There was a time after Katie had moved away when I wouldn't leave my room, where showering and brushing my teeth was took a huge amount of effort. I had felt so alone, so completely abandoned. I knew it wasn't her fault, yet I couldn't help but blame her at the time. 

I clutched the blanket tighter, my breathing becoming more erratic by the second.  

My breath came out in short spurts, my hands started shaking, drops of sweat slid down the small of my back. 

I buried my head in my pillow and screamed I hated this. I hated this feeling of helplessness against the dark thoughts. 

I reached out my trembling hand and grabbed the over-ear headphones that I always kept close to me. I missed the headphone jack the first couple of tries but eventually got it. I turned up the volume, and let the thumping bass wash over me. 

Honestly, music saves lives. 

I stayed like that for some time, waiting for my heart to calm down. My hands were still slightly shaky, so when I tried skipping a song I accidentally opened the recent calls log. 

Ryder -11:04 pm.

Had he called himself from my phone? I guess that made sense, but... But now he has my number! Why on earth would he want that? And what was with the way he saved his contact? Ryder. He assumed I didn't know any other Ryders. What a douche. And no last name? Who does that? 

Ryder.
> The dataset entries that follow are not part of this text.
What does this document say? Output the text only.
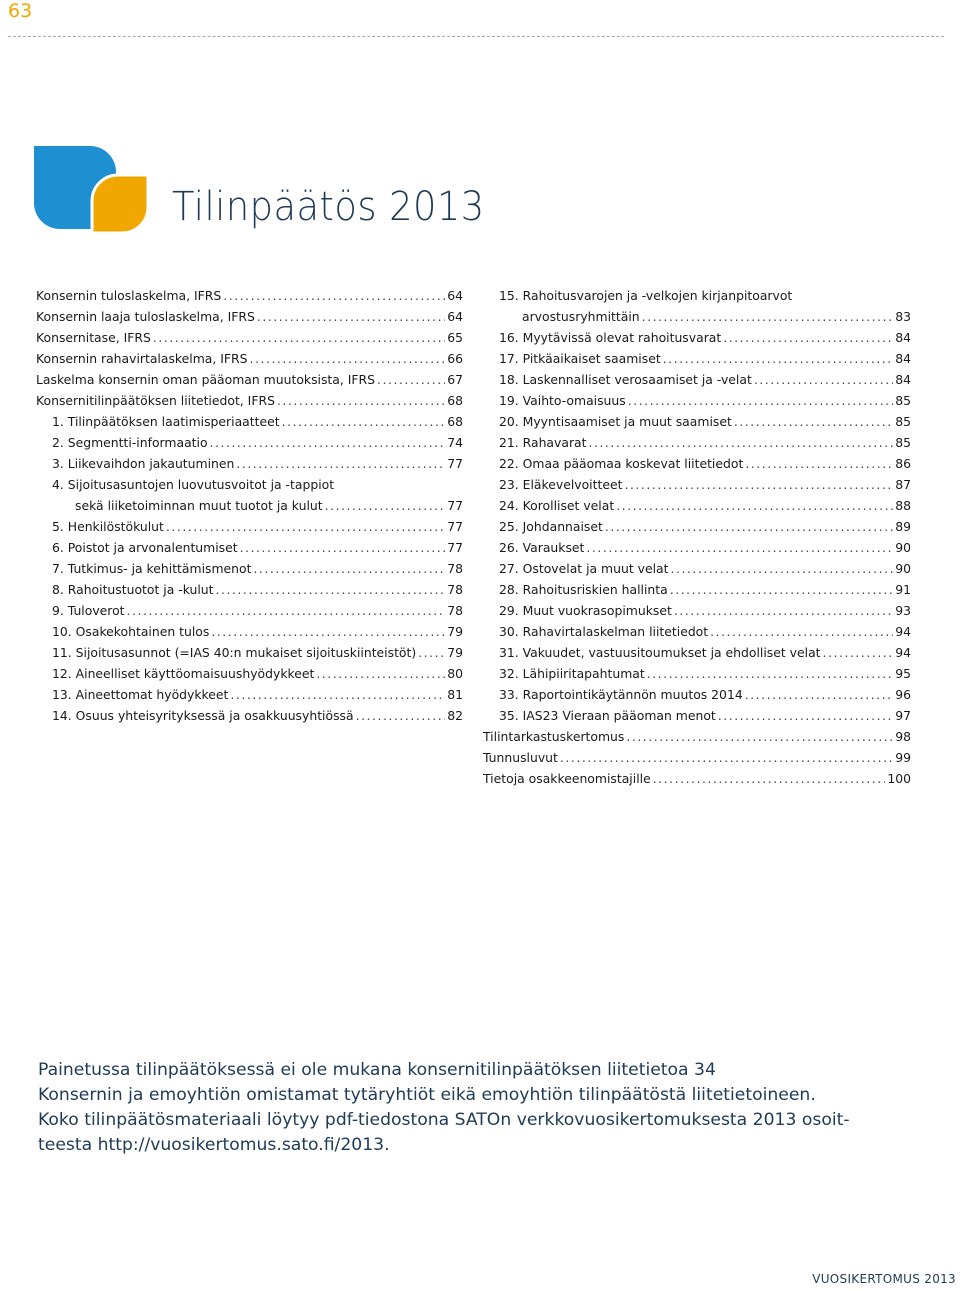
63
Tilinpäätös 2013
Konsernin tuloslaskelma, IFRS . . .	64
Konsernin laaja tuloslaskelma, IFRS . . .	64
Konsernitase, IFRS . . .	65
Konsernin rahavirtalaskelma, IFRS . . .	66
Laskelma konsernin oman pääoman muutoksista, IFRS . . .	67
Konsernitilinpäätöksen liitetiedot, IFRS . . .	68
1. Tilinpäätöksen laatimisperiaatteet . . .	68
2. Segmentti-informaatio . . .	74
3. Liikevaihdon jakautuminen . . .	77
4. Sijoitusasuntojen luovutusvoitot ja -tappiot
sekä liiketoiminnan muut tuotot ja kulut . . .	77
5. Henkilöstökulut . . .	77
6. Poistot ja arvonalentumiset . . .	77
7. Tutkimus- ja kehittämismenot . . .	78
8. Rahoitustuotot ja -kulut . . .	78
9. Tuloverot . . .	78
10. Osakekohtainen tulos . . .	79
11. Sijoitusasunnot (=IAS 40:n mukaiset sijoituskiinteistöt) . . .	79
12. Aineelliset käyttöomaisuushyödykkeet . . .	80
13. Aineettomat hyödykkeet . . .	81
14. Osuus yhteisyrityksessä ja osakkuusyhtiössä . . .	82
15. Rahoitusvarojen ja -velkojen kirjanpitoarvot
arvostusryhmittäin . . .	83
16. Myytävissä olevat rahoitusvarat . . .	84
17. Pitkäaikaiset saamiset . . .	84
18. Laskennalliset verosaamiset ja -velat . . .	84
19. Vaihto-omaisuus . . .	85
20. Myyntisaamiset ja muut saamiset . . .	85
21. Rahavarat . . .	85
22. Omaa pääomaa koskevat liitetiedot . . .	86
23. Eläkevelvoitteet . . .	87
24. Korolliset velat . . .	88
25. Johdannaiset . . .	89
26. Varaukset . . .	90
27. Ostovelat ja muut velat . . .	90
28. Rahoitusriskien hallinta . . .	91
29. Muut vuokrasopimukset . . .	93
30. Rahavirtalaskelman liitetiedot . . .	94
31. Vakuudet, vastuusitoumukset ja ehdolliset velat . . .	94
32. Lähipiiritapahtumat . . .	95
33. Raportointikäytännön muutos 2014 . . .	96
35. IAS23 Vieraan pääoman menot . . .	97
Tilintarkastuskertomus . . .	98
Tunnusluvut . . .	99
Tietoja osakkeenomistajille . . .	100
Painetussa tilinpäätöksessä ei ole mukana konsernitilinpäätöksen liitetietoa 34
Konsernin ja emoyhtiön omistamat tytäryhtiöt eikä emoyhtiön tilinpäätöstä liitetietoineen.
Koko tilinpäätösmateriaali löytyy pdf-tiedostona SATOn verkkovuosikertomuksesta 2013 osoit-
teesta http://vuosikertomus.sato.fi/2013.
VUOSIKERTOMUS 2013
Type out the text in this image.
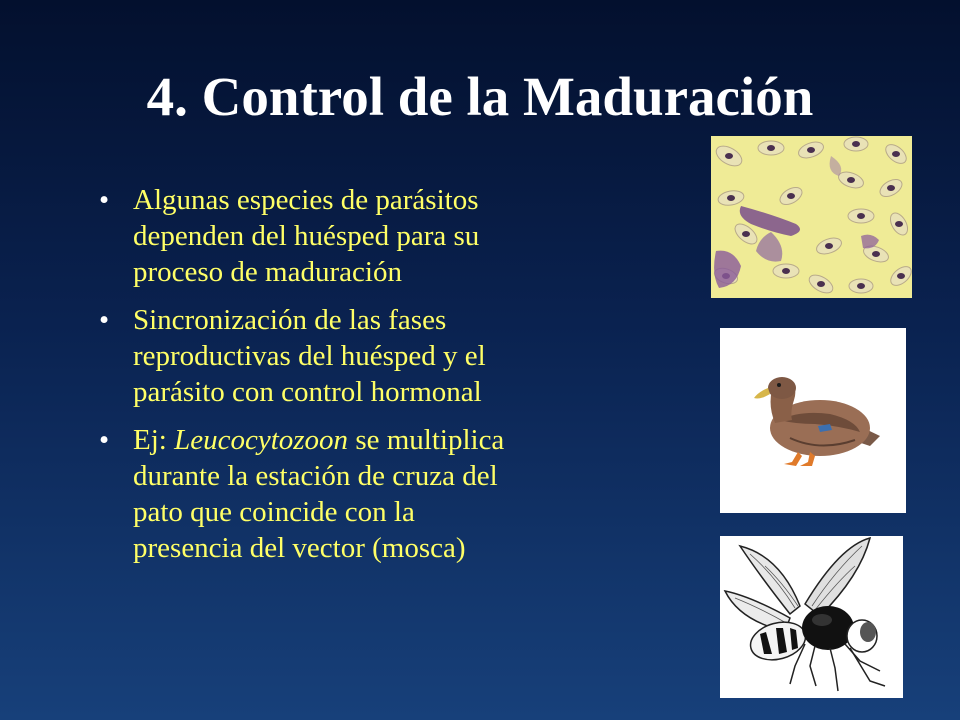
4. Control de la Maduración
• Algunas especies de parásitos
dependen del huésped para su
proceso de maduración
• Sincronización de las fases
reproductivas del huésped y el
parásito con control hormonal
• Ej: Leucocytozoon se multiplica
durante la estación de cruza del
pato que coincide con la
presencia del vector (mosca)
There was something very powerful about that single name. It demanded respect, much like the name's owner. 

Hands still quivering slightly I selected the contact and pressed the edit button. What should I change his name to? Hmm... Raging Asshole has a certain ring to it. Or maybe Dangerous Douche. So many possibilities... 

I sighed and pressed the save option. I would change it later, maybe with Seth tomorrow. He would surely get a laugh out of all of this. 

I felt my eyes growing heavy till I couldn't be bothered to keep them open anymore. I snuggled up in my warm nest of blankets and sheets, adjusting my arms to support my head, unaware that I was still clutching the phone, my fingers brushing over it, the backlight dimming as the screen turned black filled with white circles and at the bottom of the red one, used to end calls, the bold name Ryder taking up the top of the screen.